Postby Wildhorse » Thu Jul 09, 2015 12:37 pm

Cynthia - Thank you. I know that you appreciate writing, as I do, and I am glad that you think this way of mine. I have a hard time with the word "value" in the context of what I wrote, even while I have used the word "good" occasionally to describe living wild. I don't think living wild has economic or moral value. I think of moral claims as aggressive. I think of Dean Potter as not being aggressive in that way, even while he aggressively confronted his fears. I don't think much about economics at all and don't find economic views of humanity or life believable.

Darwin wrote about how the queen bee, living wild, kills her fertile daughters. He observed, or lamented, how nature or natural selection is indifferent to maternal love and hatred. I don't like to think that. Surely my mother's love had meaning, I want to believe. It mattered to me. At the same time, we cannot avoid seeing that we are came into existence through a process that is indifferent to love and hate, at least if we believe, with Darwin, that natural selection accounts for the origin of species and something analogous to natural selection has shaped everything in the universe.

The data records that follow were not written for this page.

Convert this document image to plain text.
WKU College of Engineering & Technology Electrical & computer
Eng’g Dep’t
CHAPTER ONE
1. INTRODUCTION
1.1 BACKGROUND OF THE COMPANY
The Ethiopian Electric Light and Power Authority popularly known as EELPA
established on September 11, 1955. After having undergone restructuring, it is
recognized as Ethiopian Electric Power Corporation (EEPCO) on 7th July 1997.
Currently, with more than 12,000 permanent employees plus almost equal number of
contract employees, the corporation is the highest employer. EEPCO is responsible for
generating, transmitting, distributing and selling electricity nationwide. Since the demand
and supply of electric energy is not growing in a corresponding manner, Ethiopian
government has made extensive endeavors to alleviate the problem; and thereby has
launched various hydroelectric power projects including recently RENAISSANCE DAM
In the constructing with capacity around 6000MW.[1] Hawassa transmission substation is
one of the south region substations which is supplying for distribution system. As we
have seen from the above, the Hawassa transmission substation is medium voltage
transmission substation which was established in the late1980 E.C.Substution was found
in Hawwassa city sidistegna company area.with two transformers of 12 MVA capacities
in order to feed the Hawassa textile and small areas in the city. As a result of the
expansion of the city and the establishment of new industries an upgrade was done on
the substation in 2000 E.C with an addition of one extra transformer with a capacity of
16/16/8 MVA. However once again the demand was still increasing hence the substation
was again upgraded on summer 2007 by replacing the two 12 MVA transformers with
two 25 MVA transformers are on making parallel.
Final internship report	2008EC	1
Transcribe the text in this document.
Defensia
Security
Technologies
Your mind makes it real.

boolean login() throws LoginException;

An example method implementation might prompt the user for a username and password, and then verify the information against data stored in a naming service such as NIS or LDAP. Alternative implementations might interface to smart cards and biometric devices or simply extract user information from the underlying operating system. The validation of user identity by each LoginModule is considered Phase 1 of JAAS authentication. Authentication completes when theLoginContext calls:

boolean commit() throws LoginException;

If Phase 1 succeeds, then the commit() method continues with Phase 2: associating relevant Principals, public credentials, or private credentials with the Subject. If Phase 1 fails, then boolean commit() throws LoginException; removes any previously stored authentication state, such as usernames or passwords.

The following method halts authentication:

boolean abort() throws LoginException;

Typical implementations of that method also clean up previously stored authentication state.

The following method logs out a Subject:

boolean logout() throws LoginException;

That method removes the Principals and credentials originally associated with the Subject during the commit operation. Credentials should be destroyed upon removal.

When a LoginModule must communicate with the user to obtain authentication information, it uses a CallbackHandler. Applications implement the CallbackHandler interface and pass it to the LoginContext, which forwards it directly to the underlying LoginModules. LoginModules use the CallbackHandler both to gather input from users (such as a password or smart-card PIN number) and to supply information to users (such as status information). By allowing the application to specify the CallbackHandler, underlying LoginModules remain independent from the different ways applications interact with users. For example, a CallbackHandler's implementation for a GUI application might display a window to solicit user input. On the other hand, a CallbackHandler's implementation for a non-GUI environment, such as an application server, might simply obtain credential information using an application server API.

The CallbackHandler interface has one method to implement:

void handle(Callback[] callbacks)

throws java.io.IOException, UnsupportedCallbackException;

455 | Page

In this narrative at the heart of modernity, life is just one thing after another.

It is terrifying to think this. Dean Potter dealt with this terror in a beautiful way. Beauty itself is terrifying.

BTW, I carry Black Diamond on my back all the time. I bought it in the little outfitter shop in Idyllwild. I chose it because it fits well and is very light. I don't believe it is large enough to carry the water one needs to hike Skyline in the summer. Every system has faults.